The American Alliance of Museums’ annual TrendsWatch report turns its focus this year to museums’ relationship with their community and society. Through five key pillars, namely education, elderly care, mental health, emergency responses, and sustainability, Museums As Community Infrastructure provides actionable frameworks for cultural organizations to improve the ways they engage, activate, and support their communities. Here are five key takeaways from the report, alongside its recommendations.

Invest in education

Museums and education go hand-in-hand, but innovative education programs are what the community needs. According to the report, pandemic-era learning negatively impacted students with learning disabilities, students who act as caregivers, and LGBTQ+ students. And on the educators’ side, teachers were burdened with unmanageable workloads due to a lack of training, support, and time management assistance.

Museums devoted to fostering educational opportunities should consider establishing education facilities such as libraries and after-school programs, increasing digital offerings, and developing resources that transform museum assets into school curricula. For example, in the summer of 2020, the Great Lakes Science Center’s museum staff led STEM-based activities while helping students with their homework. Designated spaces for schools in museums, digital teacher-curator presentations, and free reference materials for teachers and students can also help facilitate learning within and without the museum.

Don’t forget about the elderly

Museums As Community Infrastructure

Over lockdowns, the Musical Instrument Museum teamed up with Arizona State University to host virtual tours and programs to uplift senior communities unable to visit the institution physically. Image: Musical Instrument Museum on Facebook

Often, the first community to be left behind is the elderly. According to the report, older adults are projected to outnumber children by 2034. In conjunction with increased independent living costs, health concerns, and societal ageism, the elderly face growing obstacles as they age. As community-based institutions, museums can participate in the care of the elderly through collaborative projects. 

Actions like accessibility-based design and sensitivity training to avoid ageist programming and employee conduct are key here. As an example, the Musical Instrument Museum’s elderly-inclusive strategy saw it partner with Arizona State University for virtual programming aimed at senior communities unable to visit the institution physically. Organized over lockdowns, these programs included virtual gallery tours, musical activities, and a Senior Wellness video series designed for patients in memory care. 

Center mental health

Museums As Community Infrastructure

Today, the Art Gallery of Windsor continues to host regular Zoom workshops to support mental wellness among its audience through art-making and art appreciation. Image: Art Gallery of Windsor

During 2020’s lockdown, the Art Gallery of Windsor partnered with the Canadian Mental Health Association to offer online art therapy programs to support mental wellness among its audience through art-making and art appreciation. This accessibility to art therapy joins other actionable possibilities for museums to create space for mental health, including working with existing community resources such as hospitals, schools, and counseling centers to design mental health-oriented programming, and providing anti-trigger sensitivity training for visitor-facing employees.

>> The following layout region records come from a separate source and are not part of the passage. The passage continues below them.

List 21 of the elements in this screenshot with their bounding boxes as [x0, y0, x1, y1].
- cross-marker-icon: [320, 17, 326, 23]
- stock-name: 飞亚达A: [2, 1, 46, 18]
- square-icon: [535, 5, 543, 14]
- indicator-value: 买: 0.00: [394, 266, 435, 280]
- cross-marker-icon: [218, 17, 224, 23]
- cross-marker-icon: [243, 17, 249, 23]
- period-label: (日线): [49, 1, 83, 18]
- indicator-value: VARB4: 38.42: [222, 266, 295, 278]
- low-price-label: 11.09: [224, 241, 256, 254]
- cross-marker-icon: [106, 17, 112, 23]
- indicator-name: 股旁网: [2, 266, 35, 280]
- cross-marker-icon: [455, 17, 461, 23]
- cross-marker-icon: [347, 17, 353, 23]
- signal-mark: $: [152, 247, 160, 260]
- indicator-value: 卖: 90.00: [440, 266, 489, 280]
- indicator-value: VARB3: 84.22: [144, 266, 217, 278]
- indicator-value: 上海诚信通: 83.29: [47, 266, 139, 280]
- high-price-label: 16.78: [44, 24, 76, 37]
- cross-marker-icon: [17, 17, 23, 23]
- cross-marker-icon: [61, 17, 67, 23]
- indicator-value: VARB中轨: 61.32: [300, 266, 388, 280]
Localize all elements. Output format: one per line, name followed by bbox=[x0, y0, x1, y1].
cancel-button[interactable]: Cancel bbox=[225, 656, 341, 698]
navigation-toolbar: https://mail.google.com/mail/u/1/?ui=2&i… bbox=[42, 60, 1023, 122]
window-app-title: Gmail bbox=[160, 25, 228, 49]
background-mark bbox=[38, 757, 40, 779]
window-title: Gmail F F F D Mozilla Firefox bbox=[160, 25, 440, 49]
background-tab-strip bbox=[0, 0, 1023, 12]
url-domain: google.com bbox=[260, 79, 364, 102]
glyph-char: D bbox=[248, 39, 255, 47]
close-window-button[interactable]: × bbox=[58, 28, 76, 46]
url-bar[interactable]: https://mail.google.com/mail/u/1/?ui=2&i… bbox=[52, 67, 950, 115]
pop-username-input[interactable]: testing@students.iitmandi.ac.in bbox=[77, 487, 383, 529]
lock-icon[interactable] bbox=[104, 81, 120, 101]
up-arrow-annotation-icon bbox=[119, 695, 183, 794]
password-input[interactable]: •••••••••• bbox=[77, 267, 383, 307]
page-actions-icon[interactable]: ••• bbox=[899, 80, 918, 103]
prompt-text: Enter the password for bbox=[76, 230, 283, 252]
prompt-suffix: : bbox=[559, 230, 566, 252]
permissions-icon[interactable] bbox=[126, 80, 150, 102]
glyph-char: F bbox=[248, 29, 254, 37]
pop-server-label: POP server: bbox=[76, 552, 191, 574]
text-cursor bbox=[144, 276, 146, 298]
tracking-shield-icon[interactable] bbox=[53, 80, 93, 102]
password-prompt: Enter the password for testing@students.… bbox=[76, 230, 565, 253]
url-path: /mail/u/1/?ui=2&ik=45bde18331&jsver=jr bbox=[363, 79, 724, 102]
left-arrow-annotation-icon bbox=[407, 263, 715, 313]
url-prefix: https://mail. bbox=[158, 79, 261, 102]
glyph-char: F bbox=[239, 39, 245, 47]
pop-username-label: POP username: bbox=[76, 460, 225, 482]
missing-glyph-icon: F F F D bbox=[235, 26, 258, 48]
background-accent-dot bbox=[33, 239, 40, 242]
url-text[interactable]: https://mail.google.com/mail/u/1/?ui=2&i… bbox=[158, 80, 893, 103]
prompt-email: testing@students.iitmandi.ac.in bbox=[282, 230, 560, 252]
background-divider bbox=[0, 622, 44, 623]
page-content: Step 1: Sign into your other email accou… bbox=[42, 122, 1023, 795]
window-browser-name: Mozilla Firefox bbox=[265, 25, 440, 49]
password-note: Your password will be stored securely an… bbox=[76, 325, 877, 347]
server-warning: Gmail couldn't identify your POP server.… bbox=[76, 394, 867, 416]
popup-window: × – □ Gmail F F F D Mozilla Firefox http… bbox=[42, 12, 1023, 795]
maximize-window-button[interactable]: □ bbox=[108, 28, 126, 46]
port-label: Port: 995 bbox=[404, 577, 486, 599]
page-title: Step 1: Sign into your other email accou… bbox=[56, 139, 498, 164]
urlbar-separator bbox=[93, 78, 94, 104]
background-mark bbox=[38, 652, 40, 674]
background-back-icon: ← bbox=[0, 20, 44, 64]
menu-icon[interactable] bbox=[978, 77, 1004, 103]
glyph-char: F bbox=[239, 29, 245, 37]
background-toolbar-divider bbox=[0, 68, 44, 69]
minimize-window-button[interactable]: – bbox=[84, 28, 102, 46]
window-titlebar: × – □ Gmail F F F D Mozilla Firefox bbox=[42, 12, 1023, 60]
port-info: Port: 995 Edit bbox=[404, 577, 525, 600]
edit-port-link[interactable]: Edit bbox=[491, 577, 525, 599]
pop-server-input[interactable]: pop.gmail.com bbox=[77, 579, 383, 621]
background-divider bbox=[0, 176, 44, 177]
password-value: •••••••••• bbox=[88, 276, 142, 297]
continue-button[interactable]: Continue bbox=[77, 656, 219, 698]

Internally, museums can better address their employees’ mental health by building pro-mental health discussion environments, offering mental health training programming, utilizing stress gauging surveys, and considering redesigning employment practices that directly affect adverse mental health.

Be ready to address disasters

Civic unrest and natural disasters are unavoidable. These disasters can directly affect daily life for community members, whether it be displacement caused by widespread power outages or rising sea levels contributing to the destruction of indigenous communities’ homes.

Internally, museums can offer their spaces for community gathering for at-risk individuals, redesigning architecture to better fare against natural disasters, and create employee training designed for emergency response needs. Externally, museums can engage community members by offering emergency action training and partnering with emergency managers to design response plans. For example, during the 2021 “deep freeze” in Texas, the International Museum of Art & Science became a free daytime warming center for its local community.

Reevaluate what “growth” means

North Carolina institutions, the Old Salem Museum & Gardens and the Museum of Early Southern Decorative Arts, have reimagined the tradition organizational chart to position operational staff and visitors at the center of everything they do. Image: AAM TrendsWatch report

While expanding collection sizes, building new spaces, and increasing visitor foot traffic are tempting, growth isn’t always sustainable and ethical. For example, in 2005, only 11 percent of museums had adequate collection storage facilities. Unprecedented growth also often takes away resources from other critical sectors like employee salaries, visitor experiences, and environmental upkeep. 

Instead of encouraging unmanaged growth, museums can embrace circular practices such as recycling collection pieces or trading pieces with other institutions, reexamining employee compensation policies, and more fundamentally, reevaluating the metrics used to measure museum success.